A confiança veio com o trabalho, ou melhor, com o respeito com que era tratado no trabalho. Pela disciplina e eficiência com que realiza suas obrigações, Thomas tornou-se um funcionário muito estimado por todos e inclusive pelo General Carlos. Jamais deixa a peteca cair e volta e meia ajuda os novatos, ainda perdidos em suas funções, a descascar alguns abacaxis que caem em suas mãos.
A objetividade racional de Thomas se confundia com um ideal missionário. Sua missão era disciplinar as pessoas a sua volta e nos dias em que não conseguia cumprir essa cruzada se sentia arrasado e em débito com o mundo orgânico arraigado aos seus princípios ortodoxos.

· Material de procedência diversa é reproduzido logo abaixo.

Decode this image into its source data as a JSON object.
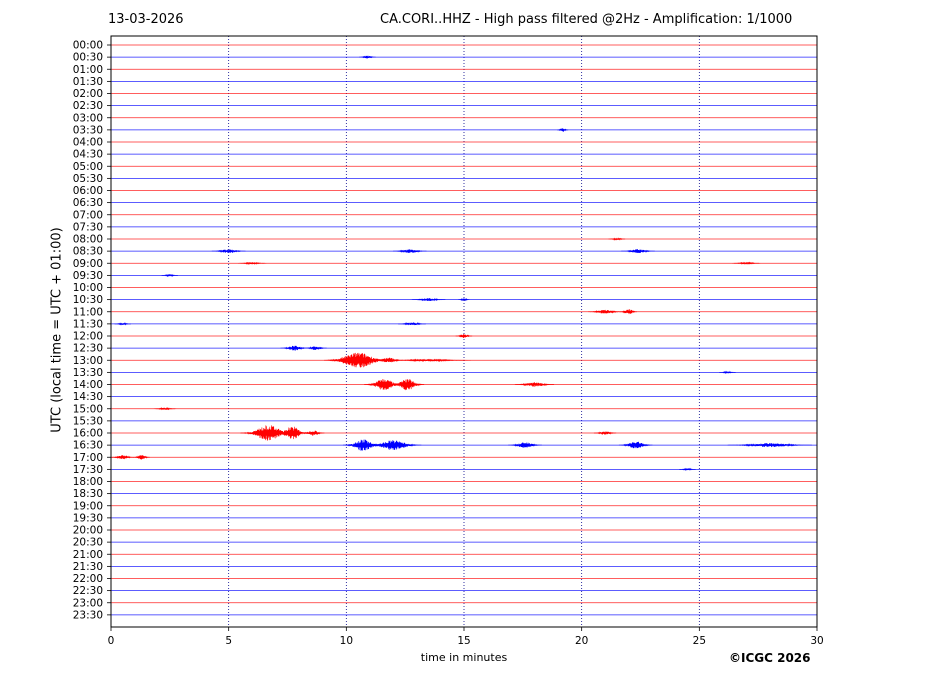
{
  "header": {
    "date": "13-03-2026",
    "title": "CA.CORI..HHZ - High pass filtered @2Hz - Amplification: 1/1000"
  },
  "footer": {
    "copyright": "©ICGC 2026"
  },
  "chart_data": {
    "type": "line",
    "title": "CA.CORI..HHZ - High pass filtered @2Hz - Amplification: 1/1000",
    "xlabel": "time in minutes",
    "ylabel": "UTC (local time = UTC + 01:00)",
    "xlim": [
      0,
      30
    ],
    "x_ticks": [
      0,
      5,
      10,
      15,
      20,
      25,
      30
    ],
    "grid": "vertical dotted lines at x ticks",
    "colors": {
      "odd_hours_trace": "#ff0000",
      "even_hours_trace": "#0000ff",
      "base_row": "#ff0000",
      "half_row": "#0000ff"
    },
    "series": [
      {
        "name": "00:00",
        "color": "#ff0000",
        "bursts": []
      },
      {
        "name": "00:30",
        "color": "#0000ff",
        "bursts": [
          [
            10.9,
            0.3,
            1.5
          ]
        ]
      },
      {
        "name": "01:00",
        "color": "#ff0000",
        "bursts": []
      },
      {
        "name": "01:30",
        "color": "#0000ff",
        "bursts": []
      },
      {
        "name": "02:00",
        "color": "#ff0000",
        "bursts": []
      },
      {
        "name": "02:30",
        "color": "#0000ff",
        "bursts": []
      },
      {
        "name": "03:00",
        "color": "#ff0000",
        "bursts": []
      },
      {
        "name": "03:30",
        "color": "#0000ff",
        "bursts": [
          [
            19.2,
            0.2,
            2
          ]
        ]
      },
      {
        "name": "04:00",
        "color": "#ff0000",
        "bursts": []
      },
      {
        "name": "04:30",
        "color": "#0000ff",
        "bursts": []
      },
      {
        "name": "05:00",
        "color": "#ff0000",
        "bursts": []
      },
      {
        "name": "05:30",
        "color": "#0000ff",
        "bursts": []
      },
      {
        "name": "06:00",
        "color": "#ff0000",
        "bursts": []
      },
      {
        "name": "06:30",
        "color": "#0000ff",
        "bursts": []
      },
      {
        "name": "07:00",
        "color": "#ff0000",
        "bursts": []
      },
      {
        "name": "07:30",
        "color": "#0000ff",
        "bursts": []
      },
      {
        "name": "08:00",
        "color": "#ff0000",
        "bursts": [
          [
            21.5,
            0.3,
            1
          ]
        ]
      },
      {
        "name": "08:30",
        "color": "#0000ff",
        "bursts": [
          [
            5.0,
            0.6,
            2
          ],
          [
            12.7,
            0.6,
            2
          ],
          [
            22.4,
            0.6,
            2
          ]
        ]
      },
      {
        "name": "09:00",
        "color": "#ff0000",
        "bursts": [
          [
            6.0,
            0.5,
            1
          ],
          [
            27.0,
            0.5,
            1
          ]
        ]
      },
      {
        "name": "09:30",
        "color": "#0000ff",
        "bursts": [
          [
            2.5,
            0.3,
            1
          ]
        ]
      },
      {
        "name": "10:00",
        "color": "#ff0000",
        "bursts": []
      },
      {
        "name": "10:30",
        "color": "#0000ff",
        "bursts": [
          [
            13.5,
            0.6,
            1.5
          ],
          [
            15.0,
            0.2,
            1.5
          ]
        ]
      },
      {
        "name": "11:00",
        "color": "#ff0000",
        "bursts": [
          [
            21.0,
            0.6,
            2
          ],
          [
            22.0,
            0.3,
            3
          ]
        ]
      },
      {
        "name": "11:30",
        "color": "#0000ff",
        "bursts": [
          [
            0.5,
            0.3,
            1
          ],
          [
            12.8,
            0.5,
            1.5
          ]
        ]
      },
      {
        "name": "12:00",
        "color": "#ff0000",
        "bursts": [
          [
            15.0,
            0.3,
            2
          ]
        ]
      },
      {
        "name": "12:30",
        "color": "#0000ff",
        "bursts": [
          [
            7.8,
            0.5,
            2.5
          ],
          [
            8.7,
            0.4,
            2
          ]
        ]
      },
      {
        "name": "13:00",
        "color": "#ff0000",
        "bursts": [
          [
            10.5,
            1.2,
            8
          ],
          [
            11.8,
            0.5,
            3
          ],
          [
            13.5,
            1.5,
            1
          ]
        ]
      },
      {
        "name": "13:30",
        "color": "#0000ff",
        "bursts": [
          [
            26.2,
            0.3,
            1
          ]
        ]
      },
      {
        "name": "14:00",
        "color": "#ff0000",
        "bursts": [
          [
            11.6,
            0.7,
            6
          ],
          [
            12.6,
            0.6,
            6
          ],
          [
            18.0,
            0.7,
            2.5
          ]
        ]
      },
      {
        "name": "14:30",
        "color": "#0000ff",
        "bursts": []
      },
      {
        "name": "15:00",
        "color": "#ff0000",
        "bursts": [
          [
            2.3,
            0.4,
            1
          ]
        ]
      },
      {
        "name": "15:30",
        "color": "#0000ff",
        "bursts": []
      },
      {
        "name": "16:00",
        "color": "#ff0000",
        "bursts": [
          [
            6.7,
            1.0,
            8
          ],
          [
            7.7,
            0.6,
            7
          ],
          [
            8.6,
            0.4,
            3
          ],
          [
            21.0,
            0.4,
            2
          ]
        ]
      },
      {
        "name": "16:30",
        "color": "#0000ff",
        "bursts": [
          [
            10.7,
            0.7,
            6
          ],
          [
            12.0,
            1.0,
            5
          ],
          [
            17.6,
            0.6,
            3
          ],
          [
            22.3,
            0.6,
            4
          ],
          [
            28.0,
            1.5,
            2
          ]
        ]
      },
      {
        "name": "17:00",
        "color": "#ff0000",
        "bursts": [
          [
            0.5,
            0.4,
            2.5
          ],
          [
            1.3,
            0.3,
            2.5
          ]
        ]
      },
      {
        "name": "17:30",
        "color": "#0000ff",
        "bursts": [
          [
            24.5,
            0.3,
            1
          ]
        ]
      },
      {
        "name": "18:00",
        "color": "#ff0000",
        "bursts": []
      },
      {
        "name": "18:30",
        "color": "#0000ff",
        "bursts": []
      },
      {
        "name": "19:00",
        "color": "#ff0000",
        "bursts": []
      },
      {
        "name": "19:30",
        "color": "#0000ff",
        "bursts": []
      },
      {
        "name": "20:00",
        "color": "#ff0000",
        "bursts": []
      },
      {
        "name": "20:30",
        "color": "#0000ff",
        "bursts": []
      },
      {
        "name": "21:00",
        "color": "#ff0000",
        "bursts": []
      },
      {
        "name": "21:30",
        "color": "#0000ff",
        "bursts": []
      },
      {
        "name": "22:00",
        "color": "#ff0000",
        "bursts": []
      },
      {
        "name": "22:30",
        "color": "#0000ff",
        "bursts": []
      },
      {
        "name": "23:00",
        "color": "#ff0000",
        "bursts": []
      },
      {
        "name": "23:30",
        "color": "#0000ff",
        "bursts": []
      }
    ]
  }
}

Thomas sabia exatamente como cada um o condenaria se falhasse em sua missão e até o seu Manel da padaria entrava nessa parada, apesar de o seu Manel não fazer idéia de qual era a missão do Thomas. Será mesmo que não fazia?
Com esta dúvida no ar, Thomas bebeu mais um gole de cerveja e ficou contemplando a paisagem com a certeza de que tinha começado a imaginar seu mundo real.